À la manière des races qui s’entrechoquent et s’entrecroisent, elles constituent un passage, une frontière, elles suggèrent une hybridité métaphorique entre deux mondes qu’on croyait jusque-là irréconciliables. C’est toute cette subtilité que l’on retrouve dans le titre original du livre et qui se perd dans la traduction française et imparfaite de « Clair-Obscur ».
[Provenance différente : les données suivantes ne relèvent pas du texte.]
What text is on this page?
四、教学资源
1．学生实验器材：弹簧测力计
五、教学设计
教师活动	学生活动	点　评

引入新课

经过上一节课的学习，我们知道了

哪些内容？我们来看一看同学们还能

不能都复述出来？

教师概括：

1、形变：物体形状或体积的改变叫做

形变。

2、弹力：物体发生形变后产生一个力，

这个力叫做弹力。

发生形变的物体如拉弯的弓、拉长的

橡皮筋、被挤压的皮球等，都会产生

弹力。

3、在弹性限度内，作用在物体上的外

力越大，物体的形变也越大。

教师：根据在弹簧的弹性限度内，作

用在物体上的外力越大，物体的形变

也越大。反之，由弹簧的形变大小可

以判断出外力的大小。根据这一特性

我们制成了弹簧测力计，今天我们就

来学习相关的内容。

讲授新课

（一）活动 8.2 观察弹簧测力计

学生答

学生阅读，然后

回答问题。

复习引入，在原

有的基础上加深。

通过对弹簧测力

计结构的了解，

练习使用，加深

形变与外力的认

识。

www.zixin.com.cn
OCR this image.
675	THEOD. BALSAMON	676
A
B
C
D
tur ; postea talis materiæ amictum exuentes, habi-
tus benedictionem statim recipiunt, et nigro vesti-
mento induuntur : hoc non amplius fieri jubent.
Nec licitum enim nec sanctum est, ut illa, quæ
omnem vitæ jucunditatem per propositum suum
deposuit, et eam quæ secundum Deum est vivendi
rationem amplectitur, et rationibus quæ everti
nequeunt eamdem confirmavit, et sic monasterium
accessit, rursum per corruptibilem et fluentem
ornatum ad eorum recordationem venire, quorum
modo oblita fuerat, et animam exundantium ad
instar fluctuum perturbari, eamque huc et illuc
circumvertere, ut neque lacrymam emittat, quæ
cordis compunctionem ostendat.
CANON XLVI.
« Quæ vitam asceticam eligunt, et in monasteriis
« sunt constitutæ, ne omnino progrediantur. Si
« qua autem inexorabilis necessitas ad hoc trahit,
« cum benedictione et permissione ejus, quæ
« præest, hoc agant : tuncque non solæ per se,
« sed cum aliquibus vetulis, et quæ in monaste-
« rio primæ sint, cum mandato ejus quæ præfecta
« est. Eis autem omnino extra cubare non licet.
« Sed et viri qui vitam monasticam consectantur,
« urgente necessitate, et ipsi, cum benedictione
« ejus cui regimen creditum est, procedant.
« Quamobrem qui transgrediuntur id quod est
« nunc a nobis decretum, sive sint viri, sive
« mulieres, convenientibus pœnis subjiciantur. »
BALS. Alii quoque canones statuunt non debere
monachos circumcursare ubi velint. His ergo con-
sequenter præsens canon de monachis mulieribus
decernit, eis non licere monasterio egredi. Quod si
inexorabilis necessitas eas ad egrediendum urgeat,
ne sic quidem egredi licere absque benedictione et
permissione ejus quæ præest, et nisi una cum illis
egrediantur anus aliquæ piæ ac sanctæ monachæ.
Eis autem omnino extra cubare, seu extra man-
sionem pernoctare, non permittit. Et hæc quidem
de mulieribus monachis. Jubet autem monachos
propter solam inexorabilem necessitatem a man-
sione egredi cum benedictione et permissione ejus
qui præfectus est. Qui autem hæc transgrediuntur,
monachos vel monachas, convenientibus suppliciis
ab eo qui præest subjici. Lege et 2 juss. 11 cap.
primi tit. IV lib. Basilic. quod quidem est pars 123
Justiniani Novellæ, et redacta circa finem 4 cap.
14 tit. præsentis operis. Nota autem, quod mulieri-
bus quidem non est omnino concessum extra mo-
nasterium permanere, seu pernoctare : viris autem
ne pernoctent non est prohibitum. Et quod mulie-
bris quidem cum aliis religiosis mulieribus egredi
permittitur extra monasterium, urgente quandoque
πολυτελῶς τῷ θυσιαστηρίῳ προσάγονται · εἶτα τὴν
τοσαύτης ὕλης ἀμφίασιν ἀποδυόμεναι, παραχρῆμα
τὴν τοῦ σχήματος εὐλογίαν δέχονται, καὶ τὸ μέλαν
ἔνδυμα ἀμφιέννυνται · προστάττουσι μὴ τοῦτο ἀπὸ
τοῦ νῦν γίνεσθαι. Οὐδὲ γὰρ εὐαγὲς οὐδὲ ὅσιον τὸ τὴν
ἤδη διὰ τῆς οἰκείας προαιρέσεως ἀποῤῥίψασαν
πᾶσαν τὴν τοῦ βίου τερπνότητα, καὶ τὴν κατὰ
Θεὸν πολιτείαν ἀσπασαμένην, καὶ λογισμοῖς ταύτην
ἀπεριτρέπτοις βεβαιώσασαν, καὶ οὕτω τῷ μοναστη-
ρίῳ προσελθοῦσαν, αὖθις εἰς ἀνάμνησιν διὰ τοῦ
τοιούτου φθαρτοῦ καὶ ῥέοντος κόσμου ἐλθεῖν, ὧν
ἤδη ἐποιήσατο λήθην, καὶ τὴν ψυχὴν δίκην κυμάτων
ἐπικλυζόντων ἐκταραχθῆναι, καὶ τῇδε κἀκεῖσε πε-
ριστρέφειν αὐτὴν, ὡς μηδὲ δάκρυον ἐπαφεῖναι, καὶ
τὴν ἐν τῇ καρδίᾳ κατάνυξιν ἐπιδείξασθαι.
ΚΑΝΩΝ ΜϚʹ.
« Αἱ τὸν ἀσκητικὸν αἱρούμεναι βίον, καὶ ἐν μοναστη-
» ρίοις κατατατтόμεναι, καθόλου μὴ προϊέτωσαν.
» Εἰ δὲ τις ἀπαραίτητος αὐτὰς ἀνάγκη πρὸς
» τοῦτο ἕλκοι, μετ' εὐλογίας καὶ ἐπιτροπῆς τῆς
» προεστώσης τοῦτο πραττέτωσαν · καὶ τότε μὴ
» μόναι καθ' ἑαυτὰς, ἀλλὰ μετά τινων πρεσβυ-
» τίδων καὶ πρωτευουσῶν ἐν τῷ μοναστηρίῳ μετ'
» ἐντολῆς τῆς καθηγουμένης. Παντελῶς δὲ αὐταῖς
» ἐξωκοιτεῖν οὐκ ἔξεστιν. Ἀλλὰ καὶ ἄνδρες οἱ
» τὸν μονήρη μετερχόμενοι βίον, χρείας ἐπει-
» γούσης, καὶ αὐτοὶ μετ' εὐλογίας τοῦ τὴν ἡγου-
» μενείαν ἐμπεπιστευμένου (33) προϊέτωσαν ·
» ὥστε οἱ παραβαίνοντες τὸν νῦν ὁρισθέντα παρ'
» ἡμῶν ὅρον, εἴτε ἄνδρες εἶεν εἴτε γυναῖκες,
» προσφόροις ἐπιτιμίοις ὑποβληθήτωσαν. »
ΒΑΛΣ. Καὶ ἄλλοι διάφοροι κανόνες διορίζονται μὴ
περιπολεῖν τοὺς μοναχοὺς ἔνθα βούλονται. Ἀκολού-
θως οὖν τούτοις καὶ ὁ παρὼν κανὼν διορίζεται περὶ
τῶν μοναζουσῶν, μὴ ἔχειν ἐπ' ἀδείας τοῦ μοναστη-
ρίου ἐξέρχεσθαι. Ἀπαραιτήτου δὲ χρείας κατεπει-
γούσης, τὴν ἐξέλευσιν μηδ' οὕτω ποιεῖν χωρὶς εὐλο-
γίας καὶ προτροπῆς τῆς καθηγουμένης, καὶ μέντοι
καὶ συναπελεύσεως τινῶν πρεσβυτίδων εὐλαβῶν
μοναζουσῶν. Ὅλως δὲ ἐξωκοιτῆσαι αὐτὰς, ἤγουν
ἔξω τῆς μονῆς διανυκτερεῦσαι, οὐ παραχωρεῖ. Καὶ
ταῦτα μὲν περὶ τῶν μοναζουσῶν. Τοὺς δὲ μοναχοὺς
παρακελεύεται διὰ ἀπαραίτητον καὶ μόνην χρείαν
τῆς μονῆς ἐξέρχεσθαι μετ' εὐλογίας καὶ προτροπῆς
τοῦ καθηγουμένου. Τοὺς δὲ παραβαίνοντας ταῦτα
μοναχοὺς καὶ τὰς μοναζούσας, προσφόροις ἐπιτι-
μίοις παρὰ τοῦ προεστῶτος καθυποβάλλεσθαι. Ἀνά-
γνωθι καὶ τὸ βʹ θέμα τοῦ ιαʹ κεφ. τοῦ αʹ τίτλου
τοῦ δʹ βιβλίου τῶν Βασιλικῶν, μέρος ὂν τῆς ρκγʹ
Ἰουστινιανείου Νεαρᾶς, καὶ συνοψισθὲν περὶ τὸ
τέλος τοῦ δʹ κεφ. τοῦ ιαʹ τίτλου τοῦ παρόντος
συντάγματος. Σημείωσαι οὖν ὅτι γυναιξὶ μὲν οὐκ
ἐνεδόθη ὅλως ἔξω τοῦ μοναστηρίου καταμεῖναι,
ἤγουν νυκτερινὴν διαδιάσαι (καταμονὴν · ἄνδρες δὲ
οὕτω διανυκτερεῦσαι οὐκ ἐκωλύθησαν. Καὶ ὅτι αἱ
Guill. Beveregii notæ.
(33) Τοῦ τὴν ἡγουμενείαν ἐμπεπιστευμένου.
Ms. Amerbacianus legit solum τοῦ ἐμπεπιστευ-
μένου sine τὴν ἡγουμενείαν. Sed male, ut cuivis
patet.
Ce roman est passionnant par son style et sa finesse. Il pose des problèmes et les met en situation d’une manière très subtile en moins de deux cent pages. « PASSING » est un classique de la littérature américaine qu’il faut absolument connaître. Je vous invite à visionner cette petite vidéo sur ce roman fabuleux qui illustre à la perfection l’ambiguïté de la race.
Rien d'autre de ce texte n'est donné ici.